Why Are Britain's Banks on a Big Hiring Spree?

  • Share
  • Read Later
SHAUN CURRY / AFP / Getty

A man walks past the Bank of England in London

Britain may still be groping its way out of recession, and figures released on Wednesday show that overall unemployment continues to rise, but for London's Square Mile — the capital's financial district — this is no time for austerity. According to two recent reports, London's banks are on a hiring spree. And where the jobs go, the rewards follow — despite lingering public outrage and the promise of a crackdown by politicians, big bonuses are back.

A pair of reports released by the London-based Centre for Economic and Business Research (CEBR) predict that the capital's financial institutions will hire 14,000 more people this year, and another 8,000 the year after. To sweeten the deal, they add, banks will grant £6.8 billion ($10 billion) in bonuses in this year — the highest level since the recession. "At its worst point in the downturn, recruitment levels were down 80% against peak," Paul Venables, Group Finance Director of the U.K.'s largest recruitment group, Hays, tells TIME. "But the activity level at the moment is more than double what was going on six or seven months ago."

And it looks set to keep up the pace. On June 14, the newly formed Office for Budget Responsibility suggested that the U.K. economy will grow less than expected in the next year — 2.6% instead of the forecasted 3% to 3.5% — but also that tax revenues will increase, which could potentially lead to even more jobs in the City. "I don't think their forecasts are right, unfortunately," says Douglas McWilliams, Chief Executive of the CEBR. "But if they are, there will have to be a big increase in both City jobs and City bonuses."

Many blame the bonus system, which rewards bankers for taking risky gambles with other people's money, for leading markets to the edge of collapse. Ahead of Britain's general election in May, politicians tried for easy votes as they lined up to denounce the excesses of the "bonus culture." So any sign that massive payouts are making a comeback is duly met with indignation: Have the banks learned nothing? The British public was livid when the Royal Bank of Scotland (RBS) Group announced in February that it would be giving out £1.3 billion ($1.9 billion) in bonuses, only five months after taxpayers had funded a massive bailout which would eventually lead to an 84% public stake in the bank.

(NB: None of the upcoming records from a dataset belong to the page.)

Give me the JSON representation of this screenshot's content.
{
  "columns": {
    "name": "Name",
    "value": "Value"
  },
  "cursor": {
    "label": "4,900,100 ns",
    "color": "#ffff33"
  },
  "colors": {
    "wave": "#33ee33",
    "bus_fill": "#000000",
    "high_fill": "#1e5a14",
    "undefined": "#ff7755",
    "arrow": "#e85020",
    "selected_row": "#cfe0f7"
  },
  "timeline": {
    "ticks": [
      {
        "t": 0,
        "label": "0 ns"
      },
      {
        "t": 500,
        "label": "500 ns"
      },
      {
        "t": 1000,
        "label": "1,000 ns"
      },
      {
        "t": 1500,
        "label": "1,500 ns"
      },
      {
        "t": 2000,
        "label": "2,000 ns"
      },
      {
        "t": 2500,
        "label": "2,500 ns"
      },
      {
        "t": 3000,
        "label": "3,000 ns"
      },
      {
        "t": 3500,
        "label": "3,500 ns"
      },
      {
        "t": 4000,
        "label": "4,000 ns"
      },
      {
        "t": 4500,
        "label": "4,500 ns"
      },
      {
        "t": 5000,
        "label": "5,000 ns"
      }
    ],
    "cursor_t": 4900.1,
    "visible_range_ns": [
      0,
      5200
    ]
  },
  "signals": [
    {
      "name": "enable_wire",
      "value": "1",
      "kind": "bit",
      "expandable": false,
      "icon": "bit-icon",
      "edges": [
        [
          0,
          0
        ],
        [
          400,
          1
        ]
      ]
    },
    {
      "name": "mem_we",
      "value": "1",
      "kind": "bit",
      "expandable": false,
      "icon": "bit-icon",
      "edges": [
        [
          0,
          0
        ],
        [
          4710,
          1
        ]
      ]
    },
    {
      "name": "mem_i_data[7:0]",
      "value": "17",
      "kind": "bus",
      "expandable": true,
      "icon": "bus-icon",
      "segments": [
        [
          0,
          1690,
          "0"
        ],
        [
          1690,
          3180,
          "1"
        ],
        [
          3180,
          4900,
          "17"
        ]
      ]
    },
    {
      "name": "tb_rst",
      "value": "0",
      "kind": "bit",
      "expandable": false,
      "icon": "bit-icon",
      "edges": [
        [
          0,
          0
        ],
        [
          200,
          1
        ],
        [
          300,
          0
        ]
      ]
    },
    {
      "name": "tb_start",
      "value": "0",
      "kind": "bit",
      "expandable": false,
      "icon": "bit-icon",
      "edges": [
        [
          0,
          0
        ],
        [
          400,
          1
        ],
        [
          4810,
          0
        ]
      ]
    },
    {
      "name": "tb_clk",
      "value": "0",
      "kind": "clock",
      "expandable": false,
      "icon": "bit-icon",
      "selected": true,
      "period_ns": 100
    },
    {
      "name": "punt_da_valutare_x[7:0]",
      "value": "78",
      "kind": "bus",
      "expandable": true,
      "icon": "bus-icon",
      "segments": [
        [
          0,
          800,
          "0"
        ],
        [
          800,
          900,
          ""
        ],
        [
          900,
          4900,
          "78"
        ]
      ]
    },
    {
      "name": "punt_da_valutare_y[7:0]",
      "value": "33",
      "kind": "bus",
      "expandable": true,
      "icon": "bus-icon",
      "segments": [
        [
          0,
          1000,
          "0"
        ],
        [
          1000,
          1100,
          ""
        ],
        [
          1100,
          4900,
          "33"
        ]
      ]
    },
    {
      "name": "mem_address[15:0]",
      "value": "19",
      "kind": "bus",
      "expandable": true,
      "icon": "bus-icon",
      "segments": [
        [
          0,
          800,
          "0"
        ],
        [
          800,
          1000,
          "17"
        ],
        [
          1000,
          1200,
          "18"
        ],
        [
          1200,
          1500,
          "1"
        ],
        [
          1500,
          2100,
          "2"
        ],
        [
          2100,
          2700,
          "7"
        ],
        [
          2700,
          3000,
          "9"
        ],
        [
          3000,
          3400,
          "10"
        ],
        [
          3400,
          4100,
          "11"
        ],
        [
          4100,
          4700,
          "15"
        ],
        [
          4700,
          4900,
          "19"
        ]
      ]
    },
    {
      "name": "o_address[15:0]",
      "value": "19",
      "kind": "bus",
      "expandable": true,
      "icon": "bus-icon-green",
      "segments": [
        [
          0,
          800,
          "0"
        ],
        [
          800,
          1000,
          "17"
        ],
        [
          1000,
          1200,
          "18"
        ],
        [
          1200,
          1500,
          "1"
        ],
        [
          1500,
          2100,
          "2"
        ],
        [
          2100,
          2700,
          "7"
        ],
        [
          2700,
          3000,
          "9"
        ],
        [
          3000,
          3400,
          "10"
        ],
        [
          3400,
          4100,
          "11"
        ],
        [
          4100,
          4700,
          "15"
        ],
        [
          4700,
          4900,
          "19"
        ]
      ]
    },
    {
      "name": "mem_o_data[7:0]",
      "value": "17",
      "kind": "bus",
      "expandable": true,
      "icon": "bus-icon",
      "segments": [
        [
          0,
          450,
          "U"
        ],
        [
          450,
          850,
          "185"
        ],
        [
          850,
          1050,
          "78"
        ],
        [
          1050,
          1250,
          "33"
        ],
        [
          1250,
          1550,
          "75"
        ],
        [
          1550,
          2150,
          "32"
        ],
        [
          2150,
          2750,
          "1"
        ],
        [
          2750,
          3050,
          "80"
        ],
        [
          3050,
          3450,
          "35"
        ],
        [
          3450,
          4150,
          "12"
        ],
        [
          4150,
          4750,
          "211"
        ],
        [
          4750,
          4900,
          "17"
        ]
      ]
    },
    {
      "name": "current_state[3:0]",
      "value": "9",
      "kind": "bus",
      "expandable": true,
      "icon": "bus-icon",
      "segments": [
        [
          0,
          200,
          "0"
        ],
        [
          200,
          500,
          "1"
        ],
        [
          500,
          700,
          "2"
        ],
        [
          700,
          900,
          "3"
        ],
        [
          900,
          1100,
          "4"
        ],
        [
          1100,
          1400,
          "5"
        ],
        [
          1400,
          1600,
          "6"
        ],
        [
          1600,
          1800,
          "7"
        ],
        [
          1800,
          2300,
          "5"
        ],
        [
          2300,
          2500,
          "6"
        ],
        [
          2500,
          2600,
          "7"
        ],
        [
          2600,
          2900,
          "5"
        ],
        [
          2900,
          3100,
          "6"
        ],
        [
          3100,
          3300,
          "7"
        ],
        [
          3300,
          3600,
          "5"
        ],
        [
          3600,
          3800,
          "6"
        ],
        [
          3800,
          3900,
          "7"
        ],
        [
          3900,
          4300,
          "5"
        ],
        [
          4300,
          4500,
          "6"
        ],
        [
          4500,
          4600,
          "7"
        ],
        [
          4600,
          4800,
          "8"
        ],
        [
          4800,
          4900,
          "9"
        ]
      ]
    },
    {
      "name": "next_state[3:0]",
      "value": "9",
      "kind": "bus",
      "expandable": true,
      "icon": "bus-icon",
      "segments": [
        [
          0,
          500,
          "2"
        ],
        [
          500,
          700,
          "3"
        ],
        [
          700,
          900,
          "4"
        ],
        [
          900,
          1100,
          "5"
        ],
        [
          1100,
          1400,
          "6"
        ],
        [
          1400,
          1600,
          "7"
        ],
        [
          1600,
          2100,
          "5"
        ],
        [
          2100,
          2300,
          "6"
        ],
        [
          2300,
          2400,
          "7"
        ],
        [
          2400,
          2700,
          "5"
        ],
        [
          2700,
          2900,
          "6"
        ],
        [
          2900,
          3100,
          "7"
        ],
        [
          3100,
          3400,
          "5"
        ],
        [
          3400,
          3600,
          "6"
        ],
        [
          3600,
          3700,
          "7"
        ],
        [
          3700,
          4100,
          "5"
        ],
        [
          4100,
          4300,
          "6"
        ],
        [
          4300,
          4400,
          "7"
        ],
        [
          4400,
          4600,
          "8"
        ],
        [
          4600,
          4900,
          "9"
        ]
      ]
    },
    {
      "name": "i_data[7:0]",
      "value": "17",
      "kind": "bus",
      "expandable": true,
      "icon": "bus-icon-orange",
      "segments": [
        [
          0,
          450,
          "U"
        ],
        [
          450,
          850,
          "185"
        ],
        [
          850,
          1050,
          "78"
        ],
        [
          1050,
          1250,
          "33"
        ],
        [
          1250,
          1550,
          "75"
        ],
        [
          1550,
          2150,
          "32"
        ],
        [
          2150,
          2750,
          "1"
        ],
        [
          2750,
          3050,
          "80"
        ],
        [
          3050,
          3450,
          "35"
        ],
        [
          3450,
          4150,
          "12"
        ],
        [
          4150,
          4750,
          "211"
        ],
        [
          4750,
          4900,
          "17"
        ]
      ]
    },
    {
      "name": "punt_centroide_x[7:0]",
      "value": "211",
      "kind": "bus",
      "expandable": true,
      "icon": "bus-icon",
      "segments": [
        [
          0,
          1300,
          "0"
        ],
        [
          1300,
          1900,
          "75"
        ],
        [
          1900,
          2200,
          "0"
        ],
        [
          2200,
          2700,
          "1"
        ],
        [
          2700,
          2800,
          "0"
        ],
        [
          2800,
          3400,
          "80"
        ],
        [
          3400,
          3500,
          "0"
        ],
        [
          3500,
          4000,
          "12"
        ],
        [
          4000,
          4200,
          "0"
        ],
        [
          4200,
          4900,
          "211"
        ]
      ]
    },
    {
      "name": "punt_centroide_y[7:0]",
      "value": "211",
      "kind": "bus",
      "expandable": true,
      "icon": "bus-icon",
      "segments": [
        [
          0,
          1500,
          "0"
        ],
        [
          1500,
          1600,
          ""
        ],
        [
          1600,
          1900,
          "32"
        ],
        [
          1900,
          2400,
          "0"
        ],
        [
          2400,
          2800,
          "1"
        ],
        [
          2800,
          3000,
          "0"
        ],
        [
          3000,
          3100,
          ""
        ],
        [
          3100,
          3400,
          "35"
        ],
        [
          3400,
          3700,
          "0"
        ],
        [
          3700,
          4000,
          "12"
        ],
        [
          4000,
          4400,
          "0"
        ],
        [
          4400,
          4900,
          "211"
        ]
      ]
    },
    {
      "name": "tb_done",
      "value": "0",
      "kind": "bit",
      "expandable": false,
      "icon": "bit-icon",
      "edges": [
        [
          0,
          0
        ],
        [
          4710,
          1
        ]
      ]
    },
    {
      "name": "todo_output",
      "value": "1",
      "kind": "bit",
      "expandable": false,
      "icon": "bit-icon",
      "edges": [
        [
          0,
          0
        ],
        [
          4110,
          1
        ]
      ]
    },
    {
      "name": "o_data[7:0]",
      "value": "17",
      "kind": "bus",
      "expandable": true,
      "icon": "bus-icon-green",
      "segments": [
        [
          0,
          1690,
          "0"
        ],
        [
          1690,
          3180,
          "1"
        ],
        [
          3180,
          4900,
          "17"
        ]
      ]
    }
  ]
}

RBS boss Stephen Hester argued that bonuses are just good business: if bankers are not paid rates equivalent with the rest of the industry, what's to stop the best and brightest from jumping ship? Tom Kirchmaier, an economist with the Financial Markets Group at the London School of Economics, finds them inevitable: "If you stopped paying bonuses, you'd throw your own company. It clearly can't be in the interests of anybody."

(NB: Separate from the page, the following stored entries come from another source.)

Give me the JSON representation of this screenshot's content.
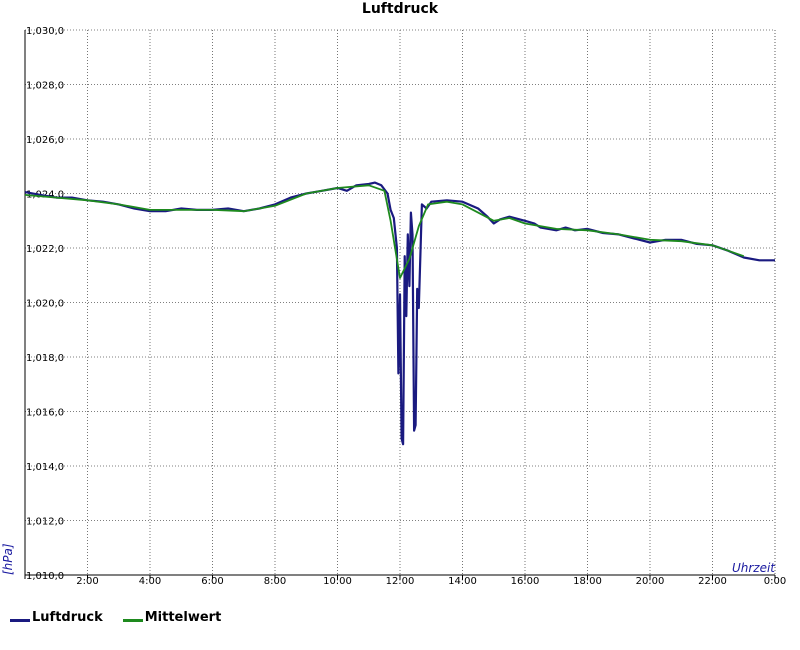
{
  "chart_data": {
    "type": "line",
    "title": "Luftdruck",
    "ylabel": "[hPa]",
    "xlabel": "Uhrzeit",
    "ylim": [
      1010,
      1030
    ],
    "xlim": [
      0,
      24
    ],
    "y_ticks": [
      "1,010,0",
      "1,012,0",
      "1,014,0",
      "1,016,0",
      "1,018,0",
      "1,020,0",
      "1,022,0",
      "1,024,0",
      "1,026,0",
      "1,028,0",
      "1,030,0"
    ],
    "x_ticks": [
      "2:00",
      "4:00",
      "6:00",
      "8:00",
      "10:00",
      "12:00",
      "14:00",
      "16:00",
      "18:00",
      "20:00",
      "22:00",
      "0:00"
    ],
    "grid": true,
    "legend_position": "bottom-left",
    "series": [
      {
        "name": "Luftdruck",
        "color": "#1a1a80",
        "points": [
          [
            0.0,
            1024.05
          ],
          [
            0.5,
            1023.95
          ],
          [
            1.0,
            1023.85
          ],
          [
            1.5,
            1023.85
          ],
          [
            2.0,
            1023.75
          ],
          [
            2.5,
            1023.7
          ],
          [
            3.0,
            1023.6
          ],
          [
            3.5,
            1023.45
          ],
          [
            4.0,
            1023.35
          ],
          [
            4.5,
            1023.35
          ],
          [
            5.0,
            1023.45
          ],
          [
            5.5,
            1023.4
          ],
          [
            6.0,
            1023.4
          ],
          [
            6.5,
            1023.45
          ],
          [
            7.0,
            1023.35
          ],
          [
            7.5,
            1023.45
          ],
          [
            8.0,
            1023.6
          ],
          [
            8.5,
            1023.85
          ],
          [
            9.0,
            1024.0
          ],
          [
            9.5,
            1024.1
          ],
          [
            10.0,
            1024.2
          ],
          [
            10.3,
            1024.1
          ],
          [
            10.6,
            1024.3
          ],
          [
            11.0,
            1024.35
          ],
          [
            11.2,
            1024.4
          ],
          [
            11.4,
            1024.3
          ],
          [
            11.6,
            1024.0
          ],
          [
            11.7,
            1023.4
          ],
          [
            11.8,
            1023.1
          ],
          [
            11.9,
            1022.0
          ],
          [
            11.95,
            1017.4
          ],
          [
            12.0,
            1020.3
          ],
          [
            12.05,
            1015.0
          ],
          [
            12.1,
            1014.8
          ],
          [
            12.15,
            1021.7
          ],
          [
            12.2,
            1019.5
          ],
          [
            12.25,
            1022.5
          ],
          [
            12.3,
            1020.6
          ],
          [
            12.35,
            1023.3
          ],
          [
            12.4,
            1022.5
          ],
          [
            12.45,
            1015.3
          ],
          [
            12.5,
            1015.5
          ],
          [
            12.55,
            1020.5
          ],
          [
            12.6,
            1019.8
          ],
          [
            12.7,
            1023.6
          ],
          [
            12.85,
            1023.45
          ],
          [
            13.0,
            1023.7
          ],
          [
            13.5,
            1023.75
          ],
          [
            14.0,
            1023.7
          ],
          [
            14.5,
            1023.45
          ],
          [
            14.8,
            1023.15
          ],
          [
            15.0,
            1022.9
          ],
          [
            15.2,
            1023.05
          ],
          [
            15.5,
            1023.15
          ],
          [
            16.0,
            1023.0
          ],
          [
            16.3,
            1022.9
          ],
          [
            16.5,
            1022.75
          ],
          [
            17.0,
            1022.65
          ],
          [
            17.3,
            1022.75
          ],
          [
            17.6,
            1022.65
          ],
          [
            18.0,
            1022.7
          ],
          [
            18.5,
            1022.55
          ],
          [
            19.0,
            1022.5
          ],
          [
            19.5,
            1022.35
          ],
          [
            20.0,
            1022.2
          ],
          [
            20.5,
            1022.3
          ],
          [
            21.0,
            1022.3
          ],
          [
            21.5,
            1022.15
          ],
          [
            22.0,
            1022.1
          ],
          [
            22.5,
            1021.9
          ],
          [
            23.0,
            1021.65
          ],
          [
            23.5,
            1021.55
          ],
          [
            24.0,
            1021.55
          ]
        ]
      },
      {
        "name": "Mittelwert",
        "color": "#1e8a1e",
        "points": [
          [
            0.0,
            1023.95
          ],
          [
            1.0,
            1023.85
          ],
          [
            2.0,
            1023.75
          ],
          [
            3.0,
            1023.6
          ],
          [
            4.0,
            1023.4
          ],
          [
            5.0,
            1023.4
          ],
          [
            6.0,
            1023.4
          ],
          [
            7.0,
            1023.35
          ],
          [
            8.0,
            1023.55
          ],
          [
            9.0,
            1024.0
          ],
          [
            10.0,
            1024.2
          ],
          [
            11.0,
            1024.3
          ],
          [
            11.5,
            1024.1
          ],
          [
            11.7,
            1023.0
          ],
          [
            12.0,
            1020.9
          ],
          [
            12.3,
            1021.6
          ],
          [
            12.6,
            1022.8
          ],
          [
            12.9,
            1023.6
          ],
          [
            13.5,
            1023.7
          ],
          [
            14.0,
            1023.6
          ],
          [
            14.5,
            1023.3
          ],
          [
            15.0,
            1023.0
          ],
          [
            15.5,
            1023.1
          ],
          [
            16.0,
            1022.9
          ],
          [
            17.0,
            1022.7
          ],
          [
            18.0,
            1022.65
          ],
          [
            19.0,
            1022.5
          ],
          [
            20.0,
            1022.3
          ],
          [
            21.0,
            1022.25
          ],
          [
            22.0,
            1022.1
          ],
          [
            22.5,
            1021.9
          ],
          [
            23.0,
            1021.7
          ]
        ]
      }
    ]
  }
}
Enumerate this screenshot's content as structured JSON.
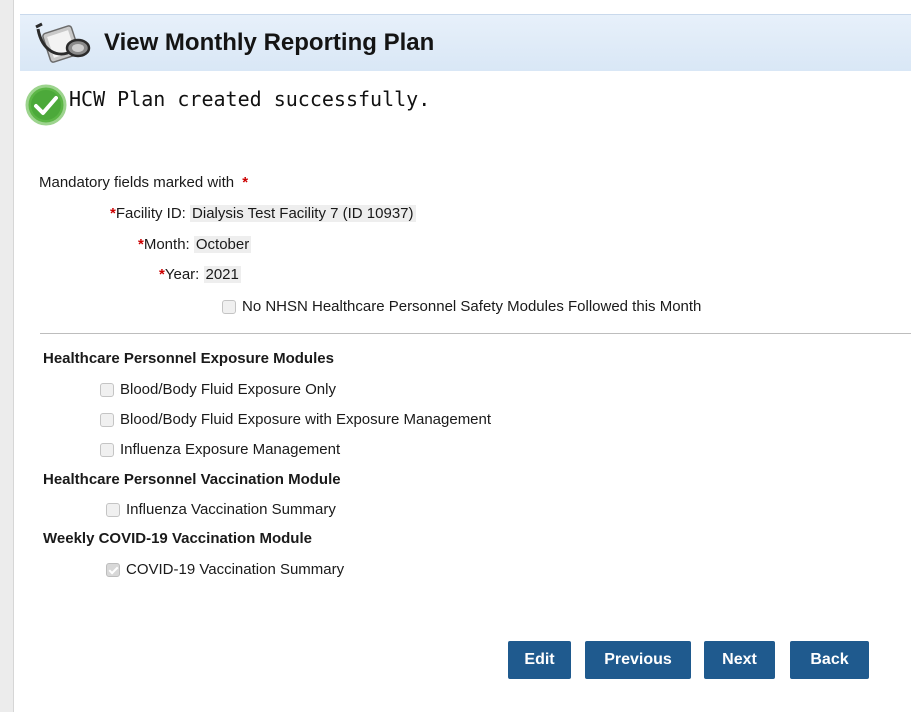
{
  "header": {
    "title": "View Monthly Reporting Plan"
  },
  "message": {
    "success": "HCW Plan created successfully."
  },
  "form": {
    "mandatory_note": "Mandatory fields marked with",
    "required_marker": "*",
    "facility_label": "Facility ID:",
    "facility_value": "Dialysis Test Facility 7 (ID 10937)",
    "month_label": "Month:",
    "month_value": "October",
    "year_label": "Year:",
    "year_value": "2021",
    "no_modules_label": "No NHSN Healthcare Personnel Safety Modules Followed this Month",
    "no_modules_checked": false
  },
  "sections": {
    "exposure": {
      "title": "Healthcare Personnel Exposure Modules",
      "items": [
        {
          "label": "Blood/Body Fluid Exposure Only",
          "checked": false
        },
        {
          "label": "Blood/Body Fluid Exposure with Exposure Management",
          "checked": false
        },
        {
          "label": "Influenza Exposure Management",
          "checked": false
        }
      ]
    },
    "vaccination": {
      "title": "Healthcare Personnel Vaccination Module",
      "items": [
        {
          "label": "Influenza Vaccination Summary",
          "checked": false
        }
      ]
    },
    "covid": {
      "title": "Weekly COVID-19 Vaccination Module",
      "items": [
        {
          "label": "COVID-19 Vaccination Summary",
          "checked": true
        }
      ]
    }
  },
  "buttons": {
    "edit": "Edit",
    "previous": "Previous",
    "next": "Next",
    "back": "Back"
  },
  "colors": {
    "header_bg": "#dde9f6",
    "required": "#cc0000",
    "button_bg": "#1f5a8e",
    "success": "#4caf3a"
  },
  "icons": {
    "header": "stethoscope-clipboard-icon",
    "success": "check-circle-icon"
  }
}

RBS has certainly found it harder to retain staff thanks to its stricter, government-imposed controls on bonuses and salaries. But banks that have come out of the recession in strong positions are looking to return to areas left fallow over the past few years. They've started taking on senior bankers who are after more profitable jobs now that the recession is over, and as talent draws upwards and away, it leaves room at the bottom for more employees. Much of the recruitment drive in the Square Mile is about filling the spaces they leave behind. "Recruitment is a musical chairs business," says Hays' Venables.

When it comes to bonuses, the City has, in fact, learned from its mistakes. But its chastening lies in how — not how much — bankers are paid. Banks are moving away from the enormous cash bonuses of the past, offering instead a 30-50% higher base salary and a correspondingly smaller maximum bonus. The idea is to dissuade employees from taking enormous risks in the hopes of earning significant bonuses. On top of that, the big banks are switching to a model favored by the smaller institutions, in which a large proportion of each bonus is paid in the form of shares, which cannot be sold until a minimum amount of time — usually three to five years — has passed. That way, bankers are less likely to take risks that could negatively affect their employer's share price, because if the share price suffers, their money suffers too.

Venables argues that the better of Britain's banks have become largely self-regulating, and are more selective about the risks they take. "I think the good banks have learned some lessons, and they're trying to make sure [their mistakes are] not repeated," he says. "The real question is how long will that stay in place."

The answer could depend on the government's plans for financial reform, which it is due to announce in an emergency budget on June 22. The previous government had introduced a one-off 25% tax on all bonuses paid last year, which turned out to be better PR than policy as employers found loopholes by paying bonuses early or deferring them instead. An income tax increase to 50% on those earning over £150,000 ($220,000) per year, which was introduced in April, has been more effective — the CEBR says it has netted the government £4 billion ($6 billion) from bonuses alone, a useful sum to a coalition that has promised to drastically reduce the national deficit of £156 billion ($227 billion).

If the City cuts bonuses while raising salaries to make up the difference, the government will appear to have tackled the risk-taking behavior that sparked the crisis while not affecting the high pay levels that provide so much income tax. Additionally, base salaries are much harder to squirrel away through loopholes than bonuses, which again increases income tax revenue and makes the whole system more transparent. It seems that the City is bringing itself into line before the government announces its plans for financial reform in June. Could it be banks have learned their lesson after all?